Genre : Thriller, survival (interdit aux moins de 12 ans)
Année : 2012
Durée : 1H27
L’histoire : Au cœur d’une immense forêt inconnue, un homme se réveille après avoir été enterré vivant. Il n’a plus aucun souvenir de ce qui s’est passé et de qui il est. Mais il va vite réaliser qu’il est en réalité la proie d’un tueur sadique qui veut l’éliminer lui et le reste de sa famille perdue dans la forêt.
La Critique de Vince12 :
L’une des mes claques cinématographiques les plus récentes, est un film indonésien réalisé par un certain Joko Anwar en 2012. Ce film, c’est Modus Anomali : Le réveil de la proie.
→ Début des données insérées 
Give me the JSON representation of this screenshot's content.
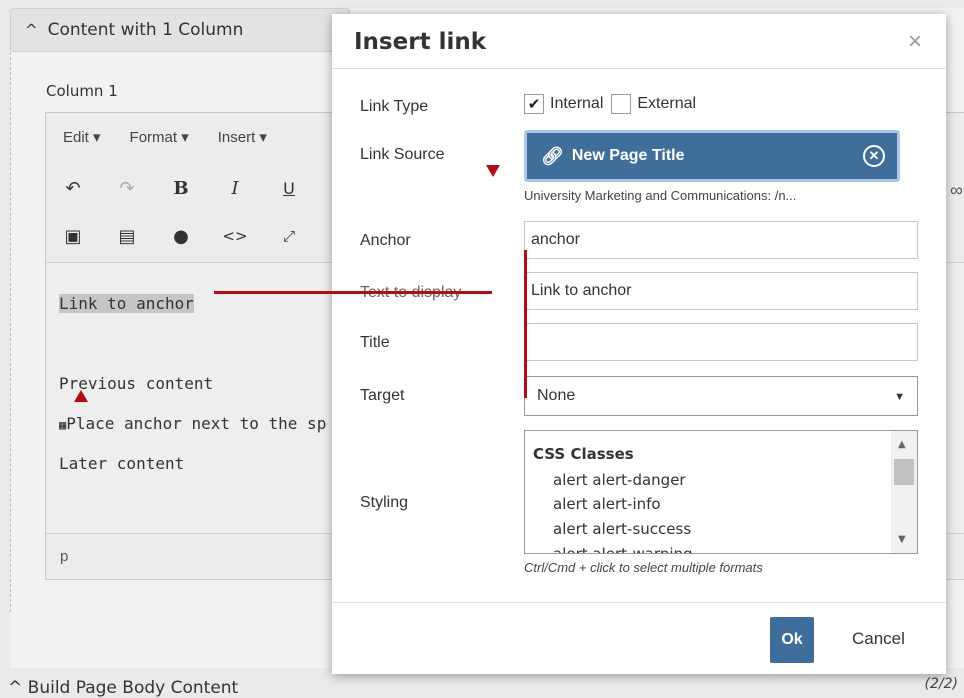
{
  "background": {
    "section_title": "Content with 1 Column",
    "column_label": "Column 1",
    "menubar": [
      "Edit ▾",
      "Format ▾",
      "Insert ▾"
    ],
    "content": {
      "selected_link": "Link to anchor",
      "line1": "Previous content",
      "line2": "Place anchor next to the sp",
      "line3": "Later content"
    },
    "status_path": "p",
    "bottom_section": "Build Page Body Content",
    "bottom_counter": "(2/2)"
  },
  "modal": {
    "title": "Insert link",
    "close_symbol": "×",
    "labels": {
      "link_type": "Link Type",
      "link_source": "Link Source",
      "anchor": "Anchor",
      "text_to_display": "Text to display",
      "title": "Title",
      "target": "Target",
      "styling": "Styling"
    },
    "link_type": {
      "internal_label": "Internal",
      "internal_checked": true,
      "external_label": "External",
      "external_checked": false
    },
    "link_source": {
      "page_title": "New Page Title",
      "path": "University Marketing and Communications: /n..."
    },
    "anchor_value": "anchor",
    "text_to_display_value": "Link to anchor",
    "title_value": "",
    "target_value": "None",
    "styling": {
      "group": "CSS Classes",
      "options": [
        "alert alert-danger",
        "alert alert-info",
        "alert alert-success",
        "alert alert-warning"
      ]
    },
    "hint": "Ctrl/Cmd + click to select multiple formats",
    "ok_label": "Ok",
    "cancel_label": "Cancel"
  },
  "colors": {
    "primary": "#3f6e9b",
    "annotation": "#b10d16"
  }
}
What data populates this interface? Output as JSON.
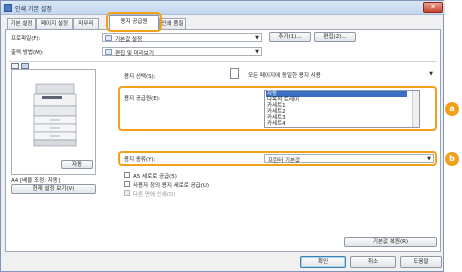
{
  "window": {
    "title": "인쇄 기본 설정",
    "close_glyph": "✕"
  },
  "tabs": [
    {
      "label": "기본 설정"
    },
    {
      "label": "페이지 설정"
    },
    {
      "label": "마무리"
    },
    {
      "label": "용지 공급원"
    },
    {
      "label": "인쇄 품질"
    }
  ],
  "top": {
    "profile_label": "프로파일(F):",
    "profile_value": "기본값 설정",
    "add_button": "추가(1)...",
    "edit_button": "편집(2)...",
    "output_label": "출력 방법(M):",
    "output_value": "편집 및 미리보기"
  },
  "paper": {
    "selection_label": "용지 선택(S):",
    "selection_value": "모든 페이지에 동일한 용지 사용",
    "source_label": "용지 공급원(E):",
    "source_options": [
      "자동",
      "다목적 트레이",
      "카세트1",
      "카세트2",
      "카세트3",
      "카세트4"
    ],
    "source_selected": "자동",
    "type_label": "용지 종류(Y):",
    "type_value": "프린터 기본값",
    "check_a5": "A5 세로로 공급(5)",
    "check_custom": "사용자 정의 용지 세로로 공급(U)",
    "check_reverse": "다른 면에 인쇄(D)",
    "restore_button": "기본값 복원(R)"
  },
  "preview": {
    "auto_button": "자동",
    "status": "A4 [배율 조정: 자동]",
    "view_settings_button": "현재 설정 보기(V)"
  },
  "callouts": {
    "a": "a",
    "b": "b"
  },
  "footer": {
    "ok": "확인",
    "cancel": "취소",
    "help": "도움말"
  }
}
A sa sortie le film a reçu un accueil mitigé. Certains médias y ont vu un coup de maître (comme Mad Movies par exemple) d’autres par contre, bien qu’ayant trouvé le final surprenant, ont aussi trouvé le film invraisemblable et ennuyeux (comme TF1 News, c’est dire la référence !). Pour ma part je ne crierai pas au génie mais presque. Je me situe donc évidemment dans la première catégorie. Car en effet pour avoir revu ce film il m’est apparu qu’il va assez loin dans son débat et repousse certaines limites cinématographiques.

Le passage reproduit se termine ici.